Follow-up to Dr. Kevin Olson announcement

Ben LeBlanc, M.D.
Chief Executive
Providence Physician Enterprise – Oregon

By now you’ve seen the announcement that Kevin Olson, M.D., is assuming a leadership role for Providence Central Division Institutes and Programs.

Since we are not replacing Kevin’s Oregon role, we are making some organizational changes in Oregon. These will make sure we continue moving forward, focusing on our institutes and centers of excellence in collaboration, as we create the best possible patient experience.

First off, I want to let you know that we will be creating two new roles within the Oregon medical group – a chief medical officer of specialty clinics, reporting to me, and an executive director of specialty operations, reporting to Jennifer Zelensky. The creation of this dyad within the medical group will allow us to continue the support of specialty clinics and the focus on institute development.

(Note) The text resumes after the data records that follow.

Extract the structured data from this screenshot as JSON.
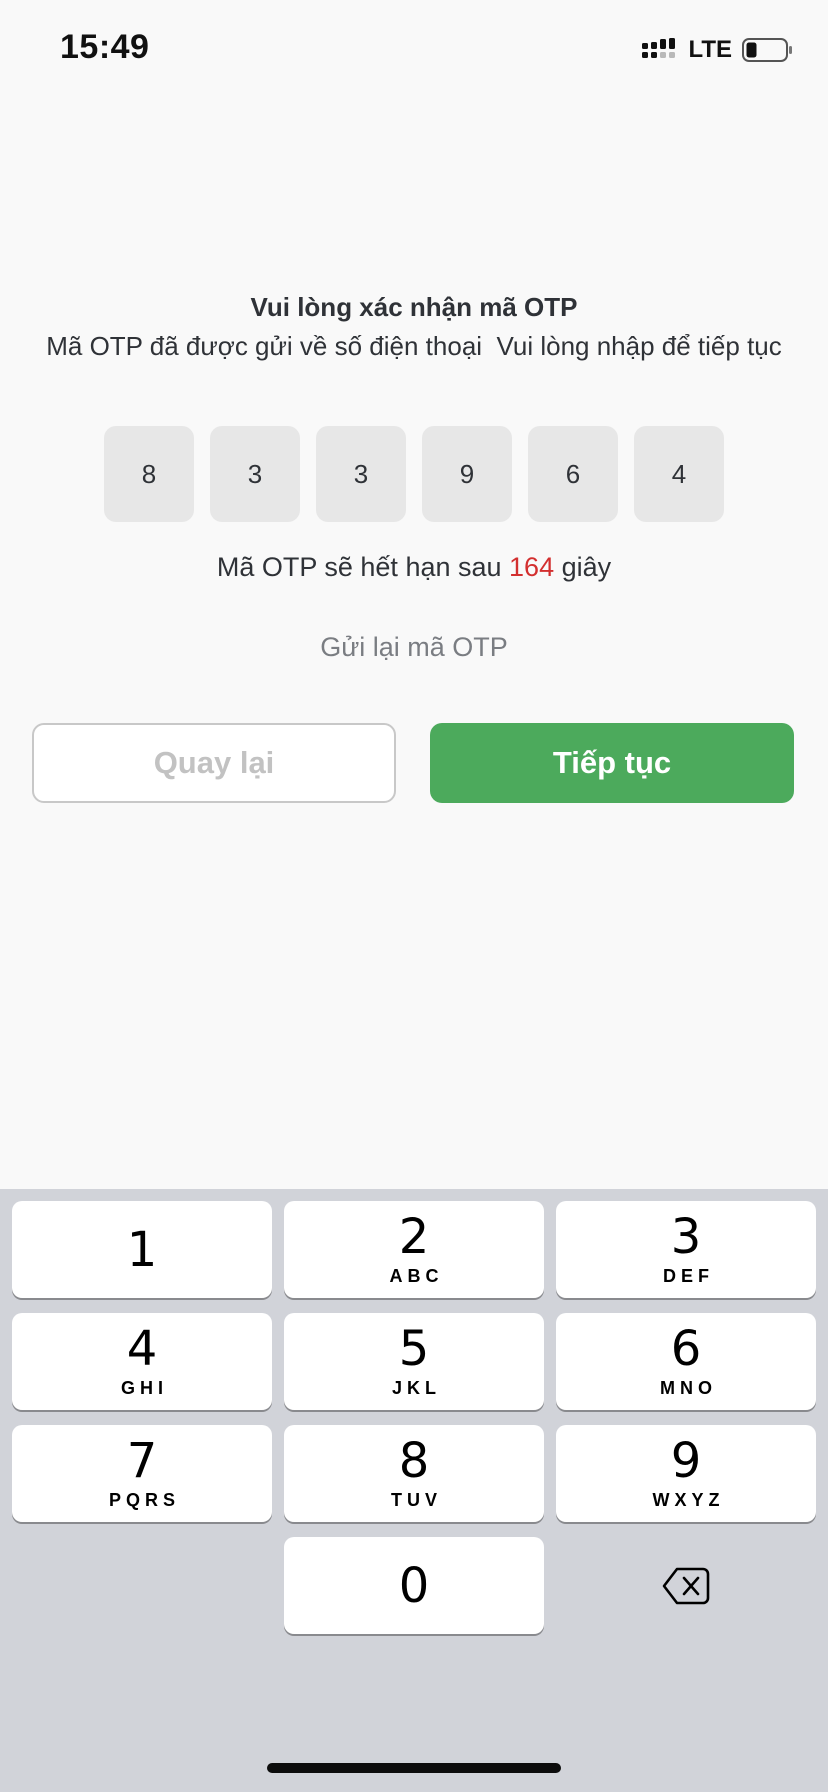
{
  "status_bar": {
    "time": "15:49",
    "network": "LTE",
    "icons": [
      "signal-icon",
      "battery-icon"
    ]
  },
  "otp": {
    "title": "Vui lòng xác nhận mã OTP",
    "subtitle": "Mã OTP đã được gửi về số điện thoại  Vui lòng nhập để tiếp tục",
    "digits": [
      "8",
      "3",
      "3",
      "9",
      "6",
      "4"
    ],
    "expiry_prefix": "Mã OTP sẽ hết hạn sau ",
    "expiry_seconds": "164",
    "expiry_suffix": " giây",
    "resend_label": "Gửi lại mã OTP"
  },
  "actions": {
    "back_label": "Quay lại",
    "continue_label": "Tiếp tục"
  },
  "keyboard": {
    "keys": [
      {
        "digit": "1",
        "letters": ""
      },
      {
        "digit": "2",
        "letters": "ABC"
      },
      {
        "digit": "3",
        "letters": "DEF"
      },
      {
        "digit": "4",
        "letters": "GHI"
      },
      {
        "digit": "5",
        "letters": "JKL"
      },
      {
        "digit": "6",
        "letters": "MNO"
      },
      {
        "digit": "7",
        "letters": "PQRS"
      },
      {
        "digit": "8",
        "letters": "TUV"
      },
      {
        "digit": "9",
        "letters": "WXYZ"
      },
      {
        "digit": "0",
        "letters": ""
      }
    ],
    "backspace_icon": "backspace-icon"
  },
  "colors": {
    "accent_green": "#4caa5c",
    "countdown_red": "#d32f2f",
    "keyboard_bg": "#d1d3d9"
  }
}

We are fortunate that Dan Oseran, M.D., executive medical director of our heart institute in Oregon, has agreed to serve as our first interim chief medical officer of specialty clinics.  For the most part, physicians and advance practice clinicians currently in clinical programs will begin reporting through Dan. That said, we understand there are areas of complex integration between acute care and clinical programs, and we will work through those together in the weeks ahead. We will begin recruiting for a permanent specialty CMO as soon as possible.

We will also be recruiting for an executive director of specialty operations.  In the meantime, directors of operations for clinical program clinics will transition to report directly to Jennifer Zelensky. Jennifer will work with the clinical program executives to determine the exact date for these reporting relationships to change.  It is critical that these clinics continue to have a dotted line to clinical programs. This means that while clinic day-to-day operations will now coordinate through the medical group, the relationship and shared decision making with clinical programs will remain.

As noted in Kevin’s announcement, clinical program executives will continue to report to Kevin.

These moves are intended to help us continue our journey towards more integration and synergy across the multispecialty medical group. We have lots of examples of that, from our Wednesday huddles to our joint operations director meetings, the development of a single medical group board, and our specialty advisory groups through the high performing network model.

During this transition, as we establish a new model, we’ll be seeking a lot of input. Working in partnership with you, we’ll want to listen and get your feedback and ideas. This is a partnership, and our goal is to provide the best support for the 7,000 encounters our clinicians across the medical group are having every day.